By Julia Amorim, CEO | This article was originally published on SmartBrief 12.16.19.
Maybe we should stop using the term “data-driven marketing” until we have a better idea of what we’re driving towards.
Think about what happens the moment you get into a car. Almost instantly you are surrounded with information. This includes how much gas you have in the tank, the speed at which you’ll be driving, whether or not you need to change the oil soon and even whether you closed the door properly. There’s even more when you glance across the dashboard to the radio, the air conditioning system and whatever’s being shown in the side or rear-view mirrors.
All of this represents data, or at least raw data. When we drive somewhere, we pull all that information together and cross-reference it with third-party data sources like traffic lights and where we see pedestrians and other cars moving.
This happens almost instantly if you’ve had your license for a while. Many marketing departments, however, are still working with data at a stage that might be considered roughly equivalent to having their learner’s permit.
While 62% of CMOs plan to increase their spending on data analytics products and services, for example, marketers rank the technology only 4.1 on a seven-point scale in terms of its effectiveness. The IAB, meanwhile, has forecast a nearly 18% year-over-year increase in how much brands are spending on buying, managing and analyzing third-party audience data, or $19 billion.
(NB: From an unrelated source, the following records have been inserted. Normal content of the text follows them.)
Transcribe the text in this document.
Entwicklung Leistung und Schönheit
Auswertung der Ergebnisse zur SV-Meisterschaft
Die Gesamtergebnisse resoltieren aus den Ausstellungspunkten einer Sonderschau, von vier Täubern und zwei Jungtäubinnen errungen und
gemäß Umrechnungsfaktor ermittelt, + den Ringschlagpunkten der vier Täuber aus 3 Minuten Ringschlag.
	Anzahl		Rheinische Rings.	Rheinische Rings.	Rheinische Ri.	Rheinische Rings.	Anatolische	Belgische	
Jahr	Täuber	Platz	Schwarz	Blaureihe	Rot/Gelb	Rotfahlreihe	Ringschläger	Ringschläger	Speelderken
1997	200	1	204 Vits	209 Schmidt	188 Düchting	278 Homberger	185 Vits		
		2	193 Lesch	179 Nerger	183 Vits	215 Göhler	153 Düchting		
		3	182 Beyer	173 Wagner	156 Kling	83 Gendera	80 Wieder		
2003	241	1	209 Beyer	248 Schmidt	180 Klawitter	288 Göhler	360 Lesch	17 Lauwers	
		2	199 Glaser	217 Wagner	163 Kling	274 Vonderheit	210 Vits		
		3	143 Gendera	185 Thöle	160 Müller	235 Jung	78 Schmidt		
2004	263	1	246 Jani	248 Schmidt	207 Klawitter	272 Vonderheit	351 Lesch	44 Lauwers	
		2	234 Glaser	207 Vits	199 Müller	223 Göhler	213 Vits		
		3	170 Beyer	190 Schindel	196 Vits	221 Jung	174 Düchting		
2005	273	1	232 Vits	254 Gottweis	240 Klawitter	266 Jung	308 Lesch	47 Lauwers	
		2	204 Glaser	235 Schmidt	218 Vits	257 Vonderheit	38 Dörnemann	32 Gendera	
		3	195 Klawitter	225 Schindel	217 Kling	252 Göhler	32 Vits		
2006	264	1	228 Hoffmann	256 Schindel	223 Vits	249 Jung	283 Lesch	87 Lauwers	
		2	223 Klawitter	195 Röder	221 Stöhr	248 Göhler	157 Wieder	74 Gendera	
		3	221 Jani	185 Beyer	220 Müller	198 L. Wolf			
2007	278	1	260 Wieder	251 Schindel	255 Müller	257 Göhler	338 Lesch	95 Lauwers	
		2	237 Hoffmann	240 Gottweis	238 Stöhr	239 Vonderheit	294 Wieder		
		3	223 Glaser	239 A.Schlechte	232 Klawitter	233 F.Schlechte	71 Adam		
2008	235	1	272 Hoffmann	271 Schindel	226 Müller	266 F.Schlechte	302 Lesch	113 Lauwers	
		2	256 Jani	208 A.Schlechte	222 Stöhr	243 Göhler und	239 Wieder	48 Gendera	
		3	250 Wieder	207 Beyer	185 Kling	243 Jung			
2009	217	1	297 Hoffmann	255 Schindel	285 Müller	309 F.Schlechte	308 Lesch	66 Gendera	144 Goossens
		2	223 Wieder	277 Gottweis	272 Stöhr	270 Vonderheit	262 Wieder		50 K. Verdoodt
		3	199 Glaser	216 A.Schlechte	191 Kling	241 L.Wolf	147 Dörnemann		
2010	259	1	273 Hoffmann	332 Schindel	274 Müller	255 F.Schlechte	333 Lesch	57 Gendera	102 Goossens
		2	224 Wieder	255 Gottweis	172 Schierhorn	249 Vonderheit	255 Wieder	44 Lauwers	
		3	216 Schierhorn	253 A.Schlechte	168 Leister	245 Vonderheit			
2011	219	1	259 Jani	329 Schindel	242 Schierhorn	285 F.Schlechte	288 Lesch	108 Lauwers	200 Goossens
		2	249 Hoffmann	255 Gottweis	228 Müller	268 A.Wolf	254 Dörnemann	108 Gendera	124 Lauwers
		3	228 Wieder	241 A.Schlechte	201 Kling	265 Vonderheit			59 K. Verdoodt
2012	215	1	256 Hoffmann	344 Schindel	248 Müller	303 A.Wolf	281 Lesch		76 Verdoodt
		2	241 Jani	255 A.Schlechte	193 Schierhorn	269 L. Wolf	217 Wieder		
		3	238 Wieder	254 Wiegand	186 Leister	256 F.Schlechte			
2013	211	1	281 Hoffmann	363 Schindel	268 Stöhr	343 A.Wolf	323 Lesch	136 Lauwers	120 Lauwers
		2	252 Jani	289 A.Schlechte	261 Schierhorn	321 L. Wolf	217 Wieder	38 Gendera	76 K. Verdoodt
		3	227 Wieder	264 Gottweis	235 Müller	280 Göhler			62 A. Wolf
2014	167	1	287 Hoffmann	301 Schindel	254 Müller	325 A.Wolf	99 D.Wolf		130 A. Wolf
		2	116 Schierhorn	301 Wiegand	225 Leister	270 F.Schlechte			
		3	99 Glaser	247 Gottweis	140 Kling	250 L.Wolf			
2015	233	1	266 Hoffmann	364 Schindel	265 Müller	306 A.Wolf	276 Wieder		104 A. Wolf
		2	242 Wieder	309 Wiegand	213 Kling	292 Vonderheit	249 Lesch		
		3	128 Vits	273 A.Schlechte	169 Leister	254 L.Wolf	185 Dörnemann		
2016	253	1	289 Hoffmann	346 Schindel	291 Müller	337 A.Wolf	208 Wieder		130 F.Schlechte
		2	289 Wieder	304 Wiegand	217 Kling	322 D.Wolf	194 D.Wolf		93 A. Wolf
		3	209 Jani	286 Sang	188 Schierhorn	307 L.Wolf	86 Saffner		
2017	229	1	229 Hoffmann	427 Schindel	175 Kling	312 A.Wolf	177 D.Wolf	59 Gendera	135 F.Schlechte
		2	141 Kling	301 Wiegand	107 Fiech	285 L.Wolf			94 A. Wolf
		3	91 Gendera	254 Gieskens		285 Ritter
In other words, it’s not that companies lack availability of, or access to, data. The problem is what they might be overlooking when they see it — and that they might not be looking hard enough in the first place.
How marketing data has evolved (and keeps evolving)
To be fair, it can be difficult for anyone to keep on top of all the potential data sources that are being added to the mix that marketers and other teams within an organization might use.
While programmatic advertising was among the first technologies to offer brands an unprecedented ability to manage where their messages were seen online, almost as much is now happening without consumers sitting quietly in front a screen.
Just think about fitness trackers, smart homes with devices embedded within them, or the growing number of objects with voice-controlled features. All these things represent additional mechanisms to collect information on consumer behavior that could make brands present more relevant, contextual and personalized marketing.
With all that data at their fingertips, then, why aren’t brands able to extract the value they need? One explanation might come from looking back to the ad industry’s early days — some might now say its “Mad Men” days — when much of marketing was focused on “the big idea.”
The stereotypical scene from those days is probably familiar, even if you didn’t live through it personally: an agency exec shows a new piece of creative on an easel, which represents the big idea or theme that will become the focus of a brand’s campaign. It will be original, thought-provoking, colorful and possibly funny.
The client may or may not like the big idea being presented, but if they’re smart they’ll ask a key question: “Why will my customers care?”
As compelling as the big idea might be, in other words, it merely represents the “what.” To be effective, a big idea has to tap into something that speaks to its audience’s sense of purpose — the “why.”
In a similar way, marketers can’t be successful simply by amassing large amounts of data and hoarding it within analytics applications. They need to improve their abilities to identify which data points apply to their organization’s “why” — its reason for existence, its mission and the objectives that contribute to furthering that mission.
This is obviously easier said than done, which is the reason we have increasingly turned to machines to help. Merely purchasing a particular product, however, isn’t the answer.
The quality data that drives quality marketing results
Theoretically, most of the tools on the market should allow brands to better understand things like the path to conversion, if specific messaging or creative resonated, if a particular time of day proved to be a better performer and so on. You should be able to look at what happened in the past to get a reasonable sense of what trends might play out in the future. If the data those tools ingest is incomplete, error-prone or disconnected from other critical sources, though, it will be like wandering through a library that hasn’t been properly catalogued.
Even when the quality of information is there, of course, we sometimes need help navigating it. In a library, we turn to a librarian who has the skills and experience in organizing all the books and other resources. Marketers are now looking more closely at ways to hire data scientists or others who can fine-tune applications and algorithms to assist them in synthesizing raw data into something meaningful.
The end result will be something brands have been using all along to communicate with their target customers: stories. Analytics is not just a matter of pressing a button or hoping an algorithm will do the work. It’s a process of thinking analytically — through a deeply human perspective — to marry data with the nuances of consumer needs and desires that might only have been learned through day-to-day, on-the-job experience as a marketer.
This first phase of data-driven marketing has been largely about showing brands a whole lot of the “what.” Whether they hire data scientists or not, the best of them will continually develop their abilities to get closer to the “why.” And it’s going to make the “how” of marketing – optimizing approaches to targeting and message personalization – more dynamic, more effective and ultimately more fulfilling than ever before.